Wouldnt there be a marked prevalence of cold hands/feet in me/cfs patients if there were micro clots going on?
I think the idea is that the micro-clots are taking effect at the capillary level (reducing oxygen diffusion to tissues) and at the red-cell level (impairing their deformability and transit through capillaries). This is all theoretical currently. The micro-clots aren't occluding larger vessels, sufficient to cause eg limb ischaemia.
You might get cold peripheries at times though, related to the POTS changes which I suspect are failed compensations for the micro-circulation issues.
And dont you think the micro clots would sometimes lump together forming clots in e.g the head or lungs, so that me/cfs patients would have a marked prevalence of hospitalization because of these conditions?
At this time we don't know that micro-clots are the problem in ME (but the symptom overlap is so striking, that it has to be related).
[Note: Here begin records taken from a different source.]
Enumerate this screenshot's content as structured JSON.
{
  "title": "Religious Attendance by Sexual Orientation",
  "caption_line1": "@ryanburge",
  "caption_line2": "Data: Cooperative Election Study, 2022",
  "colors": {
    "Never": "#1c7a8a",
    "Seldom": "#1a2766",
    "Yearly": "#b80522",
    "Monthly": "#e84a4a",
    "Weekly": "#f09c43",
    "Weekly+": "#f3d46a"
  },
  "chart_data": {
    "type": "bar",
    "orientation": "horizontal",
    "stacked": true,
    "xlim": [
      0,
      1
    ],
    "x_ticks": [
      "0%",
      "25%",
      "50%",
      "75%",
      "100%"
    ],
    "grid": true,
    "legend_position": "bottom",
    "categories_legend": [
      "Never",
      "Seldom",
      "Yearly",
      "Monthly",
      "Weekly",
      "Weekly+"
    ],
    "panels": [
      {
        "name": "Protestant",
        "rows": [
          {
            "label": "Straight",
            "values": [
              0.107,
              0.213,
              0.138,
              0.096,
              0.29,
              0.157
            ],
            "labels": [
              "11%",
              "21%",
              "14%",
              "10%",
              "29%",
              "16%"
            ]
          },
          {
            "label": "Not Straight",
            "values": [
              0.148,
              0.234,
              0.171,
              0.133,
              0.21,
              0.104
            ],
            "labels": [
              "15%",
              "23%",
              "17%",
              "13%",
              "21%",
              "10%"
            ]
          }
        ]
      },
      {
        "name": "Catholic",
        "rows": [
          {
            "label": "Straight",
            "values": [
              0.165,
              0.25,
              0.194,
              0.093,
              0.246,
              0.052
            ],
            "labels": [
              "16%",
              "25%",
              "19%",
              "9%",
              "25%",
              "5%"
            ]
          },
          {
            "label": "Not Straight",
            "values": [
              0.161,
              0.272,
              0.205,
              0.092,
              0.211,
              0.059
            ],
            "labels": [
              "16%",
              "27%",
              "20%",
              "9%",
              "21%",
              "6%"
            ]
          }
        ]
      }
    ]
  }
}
There's obviously something very special about the micro-clots — they've only recently been appreciated, so presumably tend not to cause clinically obvious DVT, stroke etc.
One possibility is that they are present in the early phase of the disease, i.e. the earliest long Covid is only just over 18 months. Perhaps they clear but persistent / late-phase ME is because of long-standing effects on the micro-circulation. (I was wondering about induced short capillary AV shunts for example.)
Much yet to learn, but this seems incredibly promising to me. I hope we are able to show micro-clots in ME. One way to almost immediately answer the question is if the nano-needle technique gave a positive result without the monocytes in the sample. Then we'd be pretty confident that the long term ME patients they were testing (with high specificity) were due to micro-clots (the "something in the blood").